"Back-Pumping" Of Agricultural And Urban Runoff Into Lake Not Subject to Clean Water Act Permit Requirements
The Clean Water Act (CWA) prohibits the discharge of any “pollutant” into the “navigable waters of the United States” without a permit. A “discharge of a pollutant” is defined as “any addition of any pollutant to navigable waters from any point source.” In other words, a pollutant cannot be added to navigable waters without a discharge permit. But, can regulated waters that are unaltered be transferred through a point source from one location to another location without a permit? That was the question in this case, and the EPA has historically said “no.” In addition, in 2004, the U.S. Supreme Court said in 2004 that no permit is necessary where different water bodies are “meaningfully connected.” In 2008, the Environmental Protection Agency (EPA) adopted a regulation that did not require a federal permit for transfers of “waters of the United States” to other “waters of the United States” where there has been no intervening industrial, municipal or commercial use. But, the exclusion does not apply to pollutants introduced by the water transfer activity itself to the water being transferred. That type of water transfer requires a permit.

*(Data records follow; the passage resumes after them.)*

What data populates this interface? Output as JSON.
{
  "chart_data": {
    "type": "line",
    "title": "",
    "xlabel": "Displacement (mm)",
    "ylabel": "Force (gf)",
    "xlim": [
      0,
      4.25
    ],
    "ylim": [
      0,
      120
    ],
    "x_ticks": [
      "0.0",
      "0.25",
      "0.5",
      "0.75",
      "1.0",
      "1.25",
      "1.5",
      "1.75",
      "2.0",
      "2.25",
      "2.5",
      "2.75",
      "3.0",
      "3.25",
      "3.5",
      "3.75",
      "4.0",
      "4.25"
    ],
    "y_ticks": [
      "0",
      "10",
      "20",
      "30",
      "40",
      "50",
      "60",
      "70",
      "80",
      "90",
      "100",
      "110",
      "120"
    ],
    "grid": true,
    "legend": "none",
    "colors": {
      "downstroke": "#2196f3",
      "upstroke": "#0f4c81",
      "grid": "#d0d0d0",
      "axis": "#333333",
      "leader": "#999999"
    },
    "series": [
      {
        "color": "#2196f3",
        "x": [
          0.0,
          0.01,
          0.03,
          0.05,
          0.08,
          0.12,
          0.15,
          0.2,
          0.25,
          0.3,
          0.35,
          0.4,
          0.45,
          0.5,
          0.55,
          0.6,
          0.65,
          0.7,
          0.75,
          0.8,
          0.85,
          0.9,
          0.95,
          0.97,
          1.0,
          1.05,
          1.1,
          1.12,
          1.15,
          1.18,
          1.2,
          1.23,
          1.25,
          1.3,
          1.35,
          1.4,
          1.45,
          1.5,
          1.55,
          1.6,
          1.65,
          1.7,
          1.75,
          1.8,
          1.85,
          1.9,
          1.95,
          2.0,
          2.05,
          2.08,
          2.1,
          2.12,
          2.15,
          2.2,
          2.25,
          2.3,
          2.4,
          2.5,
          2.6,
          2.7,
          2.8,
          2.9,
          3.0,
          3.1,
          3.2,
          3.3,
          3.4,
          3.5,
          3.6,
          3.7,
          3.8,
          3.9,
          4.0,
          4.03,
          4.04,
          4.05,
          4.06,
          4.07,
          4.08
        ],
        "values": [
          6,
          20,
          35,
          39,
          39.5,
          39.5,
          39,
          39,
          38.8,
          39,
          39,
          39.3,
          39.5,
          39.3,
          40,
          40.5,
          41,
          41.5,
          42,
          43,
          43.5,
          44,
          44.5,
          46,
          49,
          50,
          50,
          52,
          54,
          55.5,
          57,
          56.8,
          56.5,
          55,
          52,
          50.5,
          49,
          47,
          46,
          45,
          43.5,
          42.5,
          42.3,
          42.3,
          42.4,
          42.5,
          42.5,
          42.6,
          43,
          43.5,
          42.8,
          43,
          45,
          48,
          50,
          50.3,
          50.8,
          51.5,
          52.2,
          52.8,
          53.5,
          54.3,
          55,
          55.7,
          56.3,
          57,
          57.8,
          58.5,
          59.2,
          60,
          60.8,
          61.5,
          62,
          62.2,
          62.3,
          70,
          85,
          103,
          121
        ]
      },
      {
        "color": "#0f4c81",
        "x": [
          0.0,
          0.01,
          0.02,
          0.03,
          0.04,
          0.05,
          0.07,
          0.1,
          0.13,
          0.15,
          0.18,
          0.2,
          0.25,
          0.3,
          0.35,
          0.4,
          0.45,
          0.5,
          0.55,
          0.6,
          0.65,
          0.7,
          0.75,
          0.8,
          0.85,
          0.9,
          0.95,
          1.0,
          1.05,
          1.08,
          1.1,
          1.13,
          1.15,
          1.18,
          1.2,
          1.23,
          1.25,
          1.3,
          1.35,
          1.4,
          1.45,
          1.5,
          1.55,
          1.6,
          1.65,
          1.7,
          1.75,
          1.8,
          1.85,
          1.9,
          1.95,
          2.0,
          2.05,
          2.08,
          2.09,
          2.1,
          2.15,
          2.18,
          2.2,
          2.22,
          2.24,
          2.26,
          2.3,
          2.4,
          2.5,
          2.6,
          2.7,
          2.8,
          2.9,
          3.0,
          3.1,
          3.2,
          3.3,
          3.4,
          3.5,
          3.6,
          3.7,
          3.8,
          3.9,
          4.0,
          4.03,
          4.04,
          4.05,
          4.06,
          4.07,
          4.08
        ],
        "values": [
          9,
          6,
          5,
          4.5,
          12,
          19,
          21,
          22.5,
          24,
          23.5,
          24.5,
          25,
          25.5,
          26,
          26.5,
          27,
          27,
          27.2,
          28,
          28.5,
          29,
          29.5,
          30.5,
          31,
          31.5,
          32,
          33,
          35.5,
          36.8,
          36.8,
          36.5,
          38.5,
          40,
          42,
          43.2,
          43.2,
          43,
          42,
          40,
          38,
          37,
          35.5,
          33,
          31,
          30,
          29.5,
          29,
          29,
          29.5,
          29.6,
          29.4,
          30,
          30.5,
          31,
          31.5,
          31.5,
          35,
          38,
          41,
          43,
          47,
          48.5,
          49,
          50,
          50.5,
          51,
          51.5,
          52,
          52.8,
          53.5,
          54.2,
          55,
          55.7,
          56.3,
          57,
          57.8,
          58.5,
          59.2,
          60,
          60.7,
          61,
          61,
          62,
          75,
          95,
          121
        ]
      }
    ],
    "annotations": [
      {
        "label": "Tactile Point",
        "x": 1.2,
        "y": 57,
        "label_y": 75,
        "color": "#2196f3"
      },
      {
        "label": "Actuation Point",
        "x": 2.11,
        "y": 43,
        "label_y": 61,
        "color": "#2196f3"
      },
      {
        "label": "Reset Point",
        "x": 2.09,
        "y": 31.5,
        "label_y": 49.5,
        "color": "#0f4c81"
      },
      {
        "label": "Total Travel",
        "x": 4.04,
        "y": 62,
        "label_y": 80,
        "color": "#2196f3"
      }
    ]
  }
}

This case involved “back pumping” by the South Florida Water Management District of polluted water from drainage canals into Lake Okeechobee in Florida. The trial court ruled that the Water District had repeatedly violated the CWA by pumping polluted flood water (runoff that contained nitrogen, phosphorous and ammonia) into Lake Okeechobee where it allegedly damaged wildlife habitat, killed fish and fouled drinking water. The trial court held that water transfers between distinct water bodies that result in the addition of a pollutant to the receiving navigable water body are subject to the CWA’s permit requirement.
But, the appellate court disagreed. The court said the statute clearly required the “addition” of a pollutant to navigable waters from a point source, and that the 2008 EPA regulation was not an arbitrary interpretation of the statute. So, no permit is needed for waters that are connected without an intervening industrial, municipal or commercial use. Friends of the Everglades, et al. v. South Florida Water Management District, et al., No. 07-13829 (11th Cir. Jun. 4, 2009).